Ce dernier, continuera dans la lancée d’ African beat en sortant l’année suivante et avec le même personnel, l’album African high life.

Bien sûr dans l’immensité du travail de §John Coltrane§, l’Afrique est toujours présente, cachée ou revendiquée. Bien que persuadé de l’influence des rythmes africains sur le jazz américain, le saxophoniste refusera de se rendre sur le continent africain comme nombre de ses contemporains. Il préférera rendre hommage à la terre originelle à travers une Afrique imaginée ou sublimée.

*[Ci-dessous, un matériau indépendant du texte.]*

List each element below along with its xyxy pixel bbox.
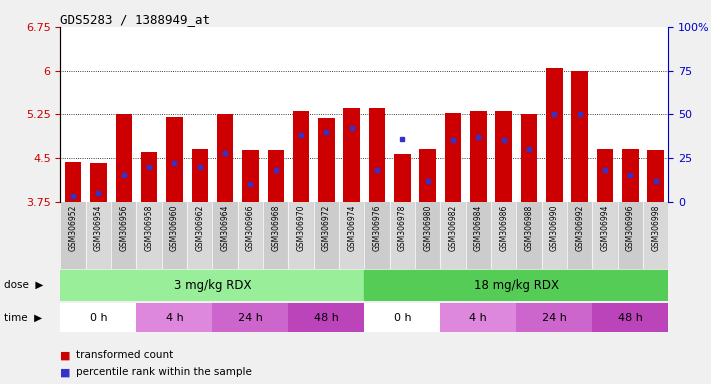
Bar bbox=[445, 113, 461, 202]
Text: 0 h: 0 h bbox=[394, 313, 411, 323]
Bar bbox=[440, 303, 516, 333]
Text: ■: ■ bbox=[60, 367, 71, 377]
Text: percentile rank within the sample: percentile rank within the sample bbox=[76, 367, 252, 377]
Bar bbox=[466, 202, 491, 269]
Bar bbox=[217, 114, 233, 202]
Bar bbox=[364, 303, 440, 333]
Bar bbox=[592, 202, 618, 269]
Bar bbox=[213, 303, 289, 333]
Text: GSM306962: GSM306962 bbox=[196, 205, 204, 252]
Bar bbox=[343, 108, 360, 202]
Bar bbox=[364, 270, 668, 300]
Text: 24 h: 24 h bbox=[542, 313, 567, 323]
Text: transformed count: transformed count bbox=[76, 350, 173, 360]
Text: GSM306976: GSM306976 bbox=[373, 205, 382, 252]
Bar bbox=[293, 111, 309, 202]
Bar bbox=[394, 154, 411, 202]
Text: dose  ▶: dose ▶ bbox=[4, 280, 43, 290]
Text: GSM306958: GSM306958 bbox=[144, 205, 154, 252]
Text: GSM306952: GSM306952 bbox=[68, 205, 77, 252]
Bar bbox=[622, 149, 638, 202]
Text: 24 h: 24 h bbox=[238, 313, 263, 323]
Bar bbox=[115, 114, 132, 202]
Text: GSM306980: GSM306980 bbox=[423, 205, 432, 252]
Text: 48 h: 48 h bbox=[314, 313, 339, 323]
Bar bbox=[60, 303, 137, 333]
Bar bbox=[166, 117, 183, 202]
Bar bbox=[141, 152, 157, 202]
Text: GSM306966: GSM306966 bbox=[246, 205, 255, 252]
Bar bbox=[542, 202, 567, 269]
Bar bbox=[162, 202, 187, 269]
Text: GSM306978: GSM306978 bbox=[398, 205, 407, 252]
Bar bbox=[415, 202, 440, 269]
Bar bbox=[187, 202, 213, 269]
Bar bbox=[237, 202, 263, 269]
Bar bbox=[491, 202, 516, 269]
Bar bbox=[60, 202, 86, 269]
Text: 4 h: 4 h bbox=[166, 313, 183, 323]
Bar bbox=[289, 202, 314, 269]
Text: GSM306954: GSM306954 bbox=[94, 205, 103, 252]
Text: GSM306998: GSM306998 bbox=[651, 205, 661, 252]
Text: GSM306956: GSM306956 bbox=[119, 205, 128, 252]
Text: GSM306988: GSM306988 bbox=[525, 205, 533, 251]
Text: GSM306982: GSM306982 bbox=[449, 205, 458, 251]
Text: GSM306974: GSM306974 bbox=[347, 205, 356, 252]
Text: GSM306970: GSM306970 bbox=[296, 205, 306, 252]
Text: GSM306994: GSM306994 bbox=[601, 205, 609, 252]
Text: GSM306964: GSM306964 bbox=[220, 205, 230, 252]
Bar bbox=[516, 202, 542, 269]
Text: GSM306984: GSM306984 bbox=[474, 205, 483, 252]
Bar bbox=[470, 111, 486, 202]
Bar bbox=[339, 202, 365, 269]
Bar bbox=[440, 202, 466, 269]
Bar bbox=[137, 202, 162, 269]
Text: 4 h: 4 h bbox=[469, 313, 487, 323]
Bar bbox=[419, 149, 436, 202]
Text: time  ▶: time ▶ bbox=[4, 313, 42, 323]
Bar bbox=[516, 303, 592, 333]
Text: GSM306990: GSM306990 bbox=[550, 205, 559, 252]
Bar bbox=[267, 151, 284, 202]
Text: 48 h: 48 h bbox=[618, 313, 643, 323]
Text: 3 mg/kg RDX: 3 mg/kg RDX bbox=[173, 279, 251, 291]
Bar bbox=[314, 202, 339, 269]
Bar bbox=[648, 151, 664, 202]
Bar bbox=[496, 111, 512, 202]
Bar bbox=[137, 303, 213, 333]
Text: GSM306972: GSM306972 bbox=[322, 205, 331, 252]
Bar bbox=[242, 151, 259, 202]
Bar bbox=[643, 202, 668, 269]
Bar bbox=[592, 303, 668, 333]
Bar bbox=[364, 202, 390, 269]
Bar bbox=[90, 162, 107, 202]
Bar bbox=[289, 303, 365, 333]
Text: GSM306986: GSM306986 bbox=[499, 205, 508, 252]
Text: ■: ■ bbox=[60, 350, 71, 360]
Bar bbox=[65, 162, 81, 202]
Bar bbox=[618, 202, 643, 269]
Bar bbox=[263, 202, 289, 269]
Text: GSM306996: GSM306996 bbox=[626, 205, 635, 252]
Bar bbox=[213, 202, 237, 269]
Bar bbox=[572, 71, 588, 202]
Bar bbox=[318, 118, 335, 202]
Bar bbox=[520, 114, 538, 202]
Bar bbox=[567, 202, 592, 269]
Bar bbox=[390, 202, 415, 269]
Bar bbox=[369, 108, 385, 202]
Bar bbox=[86, 202, 111, 269]
Text: GDS5283 / 1388949_at: GDS5283 / 1388949_at bbox=[60, 13, 210, 26]
Text: GSM306960: GSM306960 bbox=[170, 205, 179, 252]
Text: GSM306968: GSM306968 bbox=[271, 205, 280, 252]
Bar bbox=[111, 202, 137, 269]
Bar bbox=[191, 149, 208, 202]
Text: 18 mg/kg RDX: 18 mg/kg RDX bbox=[474, 279, 559, 291]
Text: GSM306992: GSM306992 bbox=[575, 205, 584, 252]
Bar bbox=[546, 68, 562, 202]
Bar bbox=[597, 149, 614, 202]
Text: 0 h: 0 h bbox=[90, 313, 107, 323]
Bar bbox=[60, 270, 364, 300]
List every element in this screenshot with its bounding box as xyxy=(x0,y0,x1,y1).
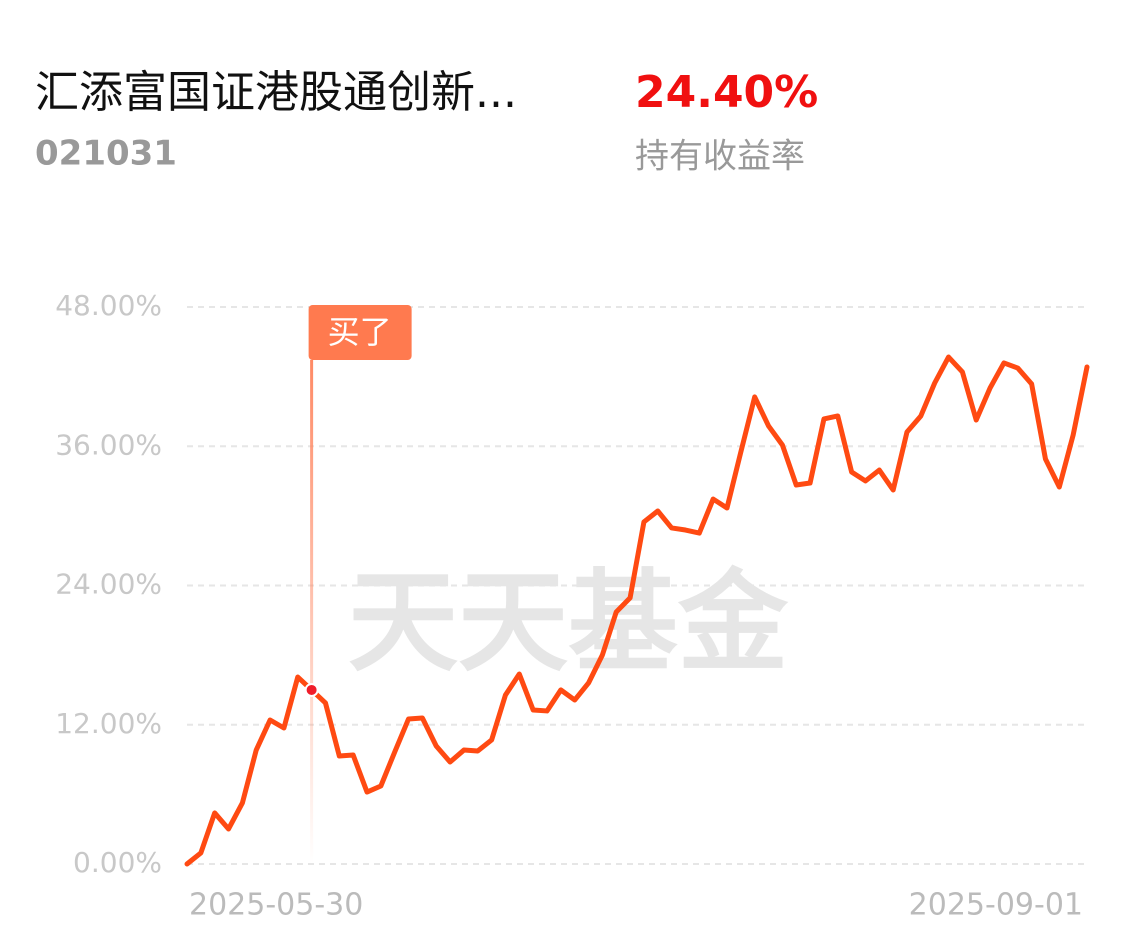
y-tick-label: 48.00% xyxy=(55,289,162,322)
return-value: 24.40% xyxy=(635,67,818,118)
watermark: 天天基金 xyxy=(348,558,789,686)
x-tick-label: 2025-09-01 xyxy=(909,888,1083,923)
fund-title: 汇添富国证港股通创新... xyxy=(35,67,517,118)
buy-flag-label: 买了 xyxy=(328,313,392,351)
y-tick-label: 12.00% xyxy=(55,707,162,740)
y-tick-label: 0.00% xyxy=(73,846,162,879)
x-tick-label: 2025-05-30 xyxy=(189,888,363,923)
y-tick-label: 24.00% xyxy=(55,568,162,601)
y-tick-label: 36.00% xyxy=(55,428,162,461)
buy-flag xyxy=(308,305,412,360)
return-label: 持有收益率 xyxy=(635,137,805,177)
fund-code: 021031 xyxy=(35,134,177,174)
buy-point xyxy=(304,682,319,697)
return-line xyxy=(184,354,1090,867)
buy-line xyxy=(310,360,314,864)
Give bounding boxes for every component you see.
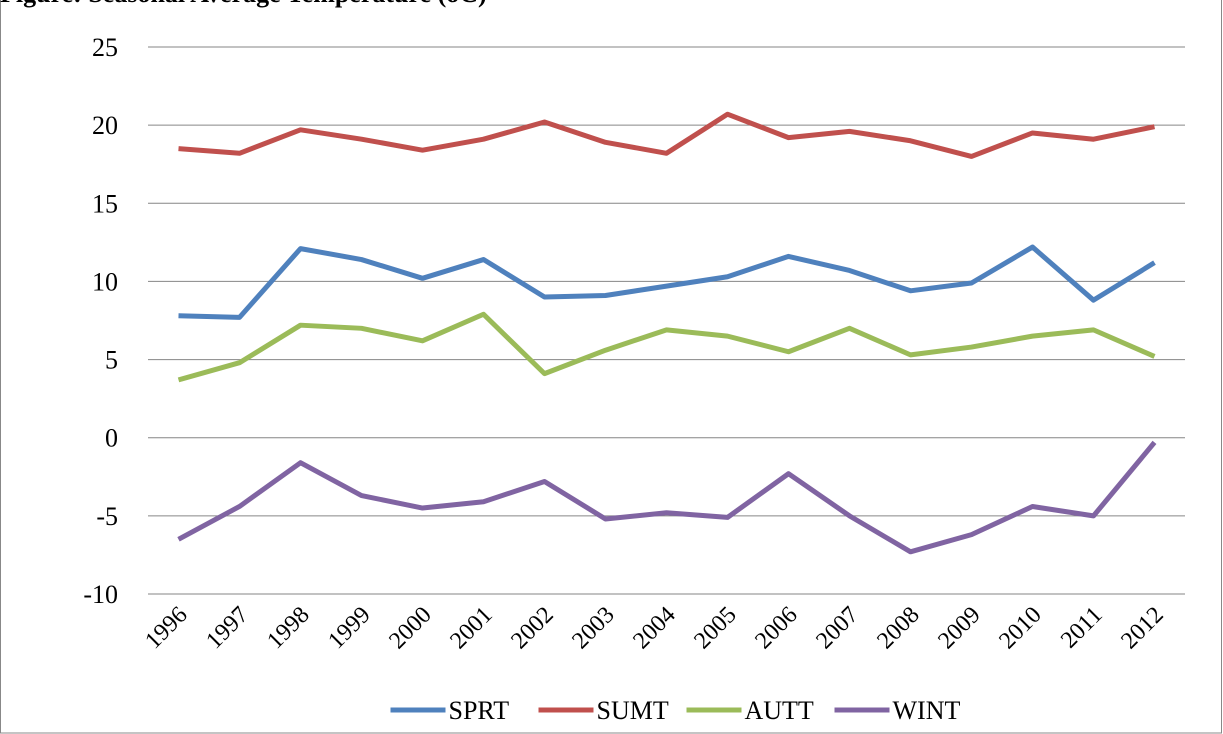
x-tick-label: 1999 — [323, 602, 375, 654]
x-tick-label: 2002 — [506, 602, 558, 654]
y-tick-label: 25 — [92, 33, 118, 62]
x-tick-label: 1997 — [201, 602, 253, 654]
x-tick-label: 1998 — [262, 602, 314, 654]
x-tick-label: 2010 — [994, 602, 1046, 654]
legend-label: AUTT — [745, 696, 814, 725]
x-tick-label: 2009 — [933, 602, 985, 654]
series-line — [177, 311, 1156, 383]
x-tick-label: 2008 — [872, 602, 924, 654]
y-tick-label: -10 — [83, 580, 118, 609]
x-tick-label: 2001 — [445, 602, 497, 654]
chart-title: Figure: Seasonal Average Temperature (oC… — [0, 0, 487, 8]
series-line — [177, 440, 1157, 555]
y-tick-label: 10 — [92, 267, 118, 296]
x-tick-label: 2003 — [567, 602, 619, 654]
x-tick-label: 1996 — [140, 602, 192, 654]
x-tick-label: 2011 — [1056, 602, 1108, 654]
legend-label: SPRT — [449, 696, 510, 725]
x-tick-label: 2007 — [811, 602, 863, 654]
y-tick-label: 0 — [105, 424, 118, 453]
series-line — [178, 111, 1156, 159]
x-tick-label: 2006 — [750, 602, 802, 654]
x-tick-label: 2000 — [384, 602, 436, 654]
x-tick-label: 2005 — [689, 602, 741, 654]
y-tick-label: -5 — [96, 502, 118, 531]
series-line — [178, 244, 1156, 320]
y-tick-label: 5 — [105, 346, 118, 375]
y-tick-label: 20 — [92, 111, 118, 140]
legend-label: SUMT — [597, 696, 669, 725]
x-tick-label: 2012 — [1116, 602, 1168, 654]
x-tick-label: 2004 — [628, 602, 680, 654]
y-tick-label: 15 — [92, 189, 118, 218]
legend-label: WINT — [893, 696, 961, 725]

L’Afrique peut être une simple allusion comme dans Dakar (1957) qui porte le nom de la capitale sénégalaise, ou une réelle présence comme dans Africa brass (1961) où l’ orchestration d’Eric Dolphy met en compétition un grand orchestre et le quartet de Coltrane. Cette rencontre unique provoque, dans le titre Africa, une évocation de la transe. L’année suivante dans l’album Coltrane (Impulse, 1962) c’est le batteur Elvin Jones qui nous entraînera directement en Afrique, sur le titre « Tunji », composé par Coltrane pour son ami percussionniste Olatunji.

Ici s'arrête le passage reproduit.